From 3b8fa144c589dc9559cd99247285f54149d9767c Mon Sep 17 00:00:00 2001
From: Anatoly Myachev <anatoly.myachev@intel.com>
Date: Sat, 2 Mar 2024 20:45:12 +0100
Subject: [PATCH] fixes

Signed-off-by: Anatoly Myachev <anatoly.myachev@intel.com>
---
 .../hdk_on_native/test/test_dataframe.py      |  82 ++++-----
 modin/experimental/pandas/test/test_io_exp.py |  68 +++-----
 modin/pandas/test/dataframe/test_indexing.py  |  20 ++-
 modin/pandas/test/test_io.py                  | 163 +++++++++---------
 modin/pandas/test/utils.py                    |  22 +--
 5 files changed, 165 insertions(+), 190 deletions(-)

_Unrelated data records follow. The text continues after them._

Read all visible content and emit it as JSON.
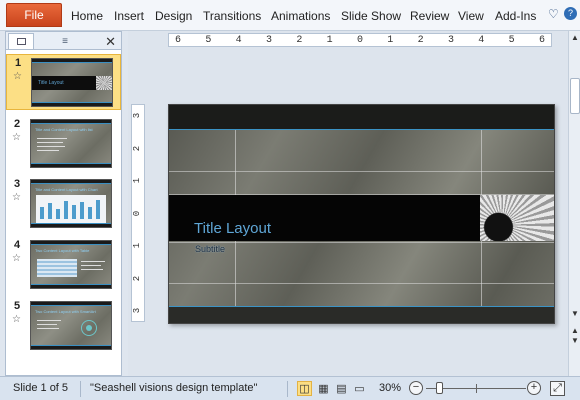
{
  "ribbon": {
    "file_label": "File",
    "tabs": [
      "Home",
      "Insert",
      "Design",
      "Transitions",
      "Animations",
      "Slide Show",
      "Review",
      "View",
      "Add-Ins"
    ],
    "minimize_icon": "chevron-up-icon",
    "help_icon": "help-icon",
    "accent": "#d9541f"
  },
  "left_pane": {
    "tab_slides_icon": "slides-icon",
    "tab_outline_icon": "outline-icon",
    "close_icon": "close-icon",
    "thumbnails": [
      {
        "number": "1",
        "title": "Title Layout",
        "selected": true
      },
      {
        "number": "2",
        "title": "Title and Content Layout with list",
        "selected": false
      },
      {
        "number": "3",
        "title": "Title and Content Layout with Chart",
        "selected": false
      },
      {
        "number": "4",
        "title": "Two Content Layout with Table",
        "selected": false
      },
      {
        "number": "5",
        "title": "Two Content Layout with SmartArt",
        "selected": false
      }
    ],
    "star_icon": "transition-star-icon"
  },
  "hruler": [
    "6",
    "5",
    "4",
    "3",
    "2",
    "1",
    "0",
    "1",
    "2",
    "3",
    "4",
    "5",
    "6"
  ],
  "vruler": [
    "3",
    "2",
    "1",
    "0",
    "1",
    "2",
    "3"
  ],
  "slide": {
    "title": "Title Layout",
    "subtitle": "Subtitle",
    "title_color": "#5fa6d6",
    "accent_line": "#3b93c6"
  },
  "status": {
    "slide_info": "Slide 1 of 5",
    "theme": "\"Seashell visions design template\"",
    "zoom": "30%",
    "views": [
      "normal-view-icon",
      "slide-sorter-icon",
      "reading-view-icon",
      "slide-show-icon"
    ],
    "fit_icon": "fit-to-window-icon"
  }
}
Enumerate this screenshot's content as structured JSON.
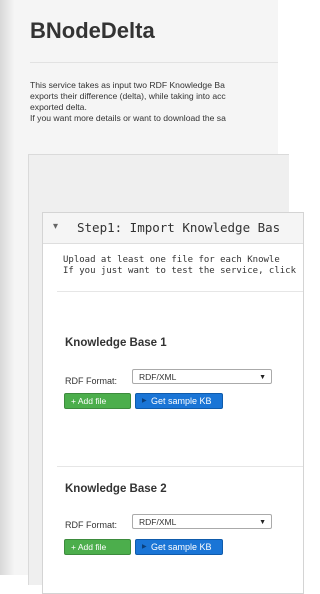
{
  "app": {
    "title": "BNodeDelta"
  },
  "description": {
    "lines": [
      "This service takes as input two RDF Knowledge Ba",
      "exports their difference (delta), while taking into acc",
      "exported delta.",
      "If you want more details or want to download the sa"
    ]
  },
  "step1": {
    "title": "Step1: Import Knowledge Bas",
    "intro_lines": [
      "Upload at least one file for each Knowle",
      "If you just want to test the service, click"
    ]
  },
  "kb1": {
    "title": "Knowledge Base 1",
    "format_label": "RDF Format:",
    "format_value": "RDF/XML",
    "add_file": "+ Add file",
    "sample": "Get sample KB"
  },
  "kb2": {
    "title": "Knowledge Base 2",
    "format_label": "RDF Format:",
    "format_value": "RDF/XML",
    "add_file": "+ Add file",
    "sample": "Get sample KB"
  },
  "colors": {
    "green": "#4cae4c",
    "blue": "#1a75d6"
  },
  "icons": {
    "collapse": "caret-down-icon",
    "select_arrow": "triangle-down-icon",
    "sample_caret": "caret-right-icon"
  }
}
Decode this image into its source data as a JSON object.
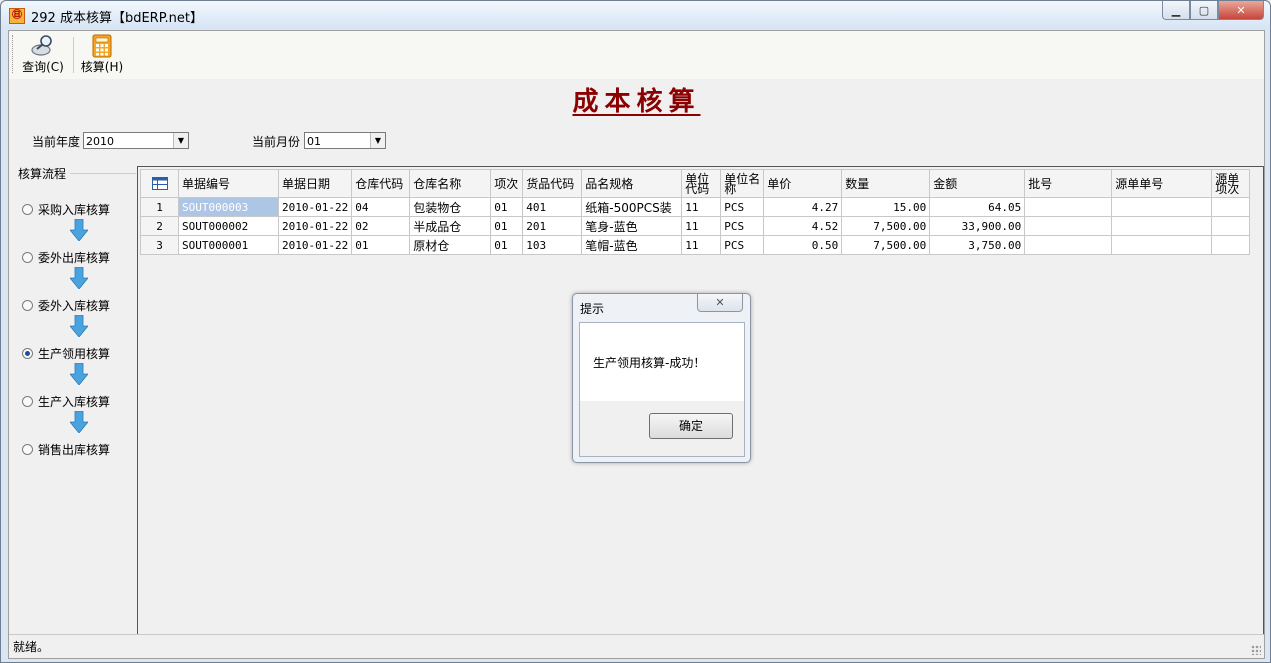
{
  "window": {
    "title": "292 成本核算【bdERP.net】"
  },
  "toolbar": {
    "query_label": "查询(C)",
    "calc_label": "核算(H)"
  },
  "page_title": "成本核算",
  "filters": {
    "year_label": "当前年度",
    "year_value": "2010",
    "month_label": "当前月份",
    "month_value": "01"
  },
  "sidebar": {
    "title": "核算流程",
    "steps": [
      {
        "label": "采购入库核算",
        "selected": false
      },
      {
        "label": "委外出库核算",
        "selected": false
      },
      {
        "label": "委外入库核算",
        "selected": false
      },
      {
        "label": "生产领用核算",
        "selected": true
      },
      {
        "label": "生产入库核算",
        "selected": false
      },
      {
        "label": "销售出库核算",
        "selected": false
      }
    ]
  },
  "grid": {
    "columns": [
      "单据编号",
      "单据日期",
      "仓库代码",
      "仓库名称",
      "项次",
      "货品代码",
      "品名规格",
      "单位代码",
      "单位名称",
      "单价",
      "数量",
      "金额",
      "批号",
      "源单单号",
      "源单项次"
    ],
    "rows": [
      {
        "rn": "1",
        "cells": [
          "SOUT000003",
          "2010-01-22",
          "04",
          "包装物仓",
          "01",
          "401",
          "纸箱-500PCS装",
          "11",
          "PCS",
          "4.27",
          "15.00",
          "64.05",
          "",
          "",
          ""
        ]
      },
      {
        "rn": "2",
        "cells": [
          "SOUT000002",
          "2010-01-22",
          "02",
          "半成品仓",
          "01",
          "201",
          "笔身-蓝色",
          "11",
          "PCS",
          "4.52",
          "7,500.00",
          "33,900.00",
          "",
          "",
          ""
        ]
      },
      {
        "rn": "3",
        "cells": [
          "SOUT000001",
          "2010-01-22",
          "01",
          "原材仓",
          "01",
          "103",
          "笔帽-蓝色",
          "11",
          "PCS",
          "0.50",
          "7,500.00",
          "3,750.00",
          "",
          "",
          ""
        ]
      }
    ]
  },
  "status": {
    "text": "就绪。"
  },
  "dialog": {
    "title": "提示",
    "message": "生产领用核算-成功！",
    "ok_label": "确定"
  }
}
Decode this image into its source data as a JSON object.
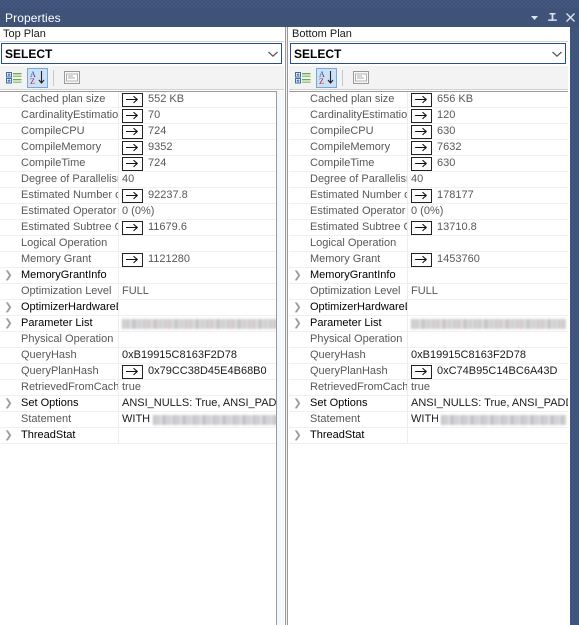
{
  "window": {
    "title": "Properties",
    "controls": [
      {
        "name": "dropdown-menu-icon",
        "glyph": "▾",
        "label": "Window Position Menu"
      },
      {
        "name": "pin-icon",
        "glyph": "⊥",
        "label": "Auto Hide"
      },
      {
        "name": "close-icon",
        "glyph": "✕",
        "label": "Close"
      }
    ]
  },
  "toolbar": {
    "categorized_label": "Categorized",
    "alphabetic_label": "Alphabetical",
    "property_pages_label": "Property Pages"
  },
  "panes": [
    {
      "header": "Top Plan",
      "combo_value": "SELECT",
      "rows": [
        {
          "expandable": false,
          "name": "Cached plan size",
          "arrow": true,
          "value": "552 KB"
        },
        {
          "expandable": false,
          "name": "CardinalityEstimation",
          "arrow": true,
          "value": "70"
        },
        {
          "expandable": false,
          "name": "CompileCPU",
          "arrow": true,
          "value": "724"
        },
        {
          "expandable": false,
          "name": "CompileMemory",
          "arrow": true,
          "value": "9352"
        },
        {
          "expandable": false,
          "name": "CompileTime",
          "arrow": true,
          "value": "724"
        },
        {
          "expandable": false,
          "name": "Degree of Parallelism",
          "arrow": false,
          "value": "40"
        },
        {
          "expandable": false,
          "name": "Estimated Number of",
          "arrow": true,
          "value": "92237.8"
        },
        {
          "expandable": false,
          "name": "Estimated Operator C",
          "arrow": false,
          "value": "0 (0%)"
        },
        {
          "expandable": false,
          "name": "Estimated Subtree C",
          "arrow": true,
          "value": "11679.6"
        },
        {
          "expandable": false,
          "name": "Logical Operation",
          "arrow": false,
          "value": ""
        },
        {
          "expandable": false,
          "name": "Memory Grant",
          "arrow": true,
          "value": "1121280"
        },
        {
          "expandable": true,
          "name": "MemoryGrantInfo",
          "arrow": false,
          "value": ""
        },
        {
          "expandable": false,
          "name": "Optimization Level",
          "arrow": false,
          "value": "FULL"
        },
        {
          "expandable": true,
          "name": "OptimizerHardwareD",
          "arrow": false,
          "value": ""
        },
        {
          "expandable": true,
          "name": "Parameter List",
          "arrow": false,
          "value": "",
          "redacted": "full"
        },
        {
          "expandable": false,
          "name": "Physical Operation",
          "arrow": false,
          "value": ""
        },
        {
          "expandable": false,
          "name": "QueryHash",
          "arrow": false,
          "value": "0xB19915C8163F2D78",
          "dark": true
        },
        {
          "expandable": false,
          "name": "QueryPlanHash",
          "arrow": true,
          "value": "0x79CC38D45E4B68B0",
          "dark": true
        },
        {
          "expandable": false,
          "name": "RetrievedFromCache",
          "arrow": false,
          "value": "true"
        },
        {
          "expandable": true,
          "name": "Set Options",
          "arrow": false,
          "value": "ANSI_NULLS: True, ANSI_PADD",
          "dark": true
        },
        {
          "expandable": false,
          "name": "Statement",
          "arrow": false,
          "value": "WITH",
          "dark": true,
          "redacted": "partial"
        },
        {
          "expandable": true,
          "name": "ThreadStat",
          "arrow": false,
          "value": ""
        }
      ]
    },
    {
      "header": "Bottom Plan",
      "combo_value": "SELECT",
      "rows": [
        {
          "expandable": false,
          "name": "Cached plan size",
          "arrow": true,
          "value": "656 KB"
        },
        {
          "expandable": false,
          "name": "CardinalityEstimation",
          "arrow": true,
          "value": "120"
        },
        {
          "expandable": false,
          "name": "CompileCPU",
          "arrow": true,
          "value": "630"
        },
        {
          "expandable": false,
          "name": "CompileMemory",
          "arrow": true,
          "value": "7632"
        },
        {
          "expandable": false,
          "name": "CompileTime",
          "arrow": true,
          "value": "630"
        },
        {
          "expandable": false,
          "name": "Degree of Parallelism",
          "arrow": false,
          "value": "40"
        },
        {
          "expandable": false,
          "name": "Estimated Number o",
          "arrow": true,
          "value": "178177"
        },
        {
          "expandable": false,
          "name": "Estimated Operator (",
          "arrow": false,
          "value": "0 (0%)"
        },
        {
          "expandable": false,
          "name": "Estimated Subtree C",
          "arrow": true,
          "value": "13710.8"
        },
        {
          "expandable": false,
          "name": "Logical Operation",
          "arrow": false,
          "value": ""
        },
        {
          "expandable": false,
          "name": "Memory Grant",
          "arrow": true,
          "value": "1453760"
        },
        {
          "expandable": true,
          "name": "MemoryGrantInfo",
          "arrow": false,
          "value": ""
        },
        {
          "expandable": false,
          "name": "Optimization Level",
          "arrow": false,
          "value": "FULL"
        },
        {
          "expandable": true,
          "name": "OptimizerHardwareD",
          "arrow": false,
          "value": ""
        },
        {
          "expandable": true,
          "name": "Parameter List",
          "arrow": false,
          "value": "",
          "redacted": "full"
        },
        {
          "expandable": false,
          "name": "Physical Operation",
          "arrow": false,
          "value": ""
        },
        {
          "expandable": false,
          "name": "QueryHash",
          "arrow": false,
          "value": "0xB19915C8163F2D78",
          "dark": true
        },
        {
          "expandable": false,
          "name": "QueryPlanHash",
          "arrow": true,
          "value": "0xC74B95C14BC6A43D",
          "dark": true
        },
        {
          "expandable": false,
          "name": "RetrievedFromCach",
          "arrow": false,
          "value": "true"
        },
        {
          "expandable": true,
          "name": "Set Options",
          "arrow": false,
          "value": "ANSI_NULLS: True, ANSI_PADD",
          "dark": true
        },
        {
          "expandable": false,
          "name": "Statement",
          "arrow": false,
          "value": "WITH",
          "dark": true,
          "redacted": "partial"
        },
        {
          "expandable": true,
          "name": "ThreadStat",
          "arrow": false,
          "value": ""
        }
      ]
    }
  ],
  "colors": {
    "titlebar": "#3f5277",
    "grip": "#3d5179",
    "combo_border": "#2a4d8f",
    "toolbar_bg": "#f3f3f3",
    "selected_tool": "#cce1f5",
    "row_text": "#585858",
    "row_text_dark": "#1a1a1a"
  }
}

diff --git a/modin/experimental/core/execution/native/implementations/hdk_on_native/test/test_dataframe.py b/modin/experimental/core/execution/native/implementations/hdk_on_native/test/test_dataframe.py
index b71d808a8cc..cc1f5b1242e 100644
--- a/modin/experimental/core/execution/native/implementations/hdk_on_native/test/test_dataframe.py
+++ b/modin/experimental/core/execution/native/implementations/hdk_on_native/test/test_dataframe.py
@@ -18,7 +18,6 @@
 import pandas
 import pyarrow
 import pytest
-from pandas._testing import ensure_clean
 from pandas.core.dtypes.common import is_list_like
 from pyhdk import __version__ as hdk_version
 
@@ -26,6 +25,7 @@
 from modin.pandas.test.utils import (
     create_test_dfs,
     default_to_pandas_ignore_string,
+    get_unique_filename,
     io_ops_bad_exc,
     random_state,
     test_data,
@@ -324,17 +324,17 @@ def test_read_csv_datetime(
 
     @pytest.mark.parametrize("engine", [None, "arrow"])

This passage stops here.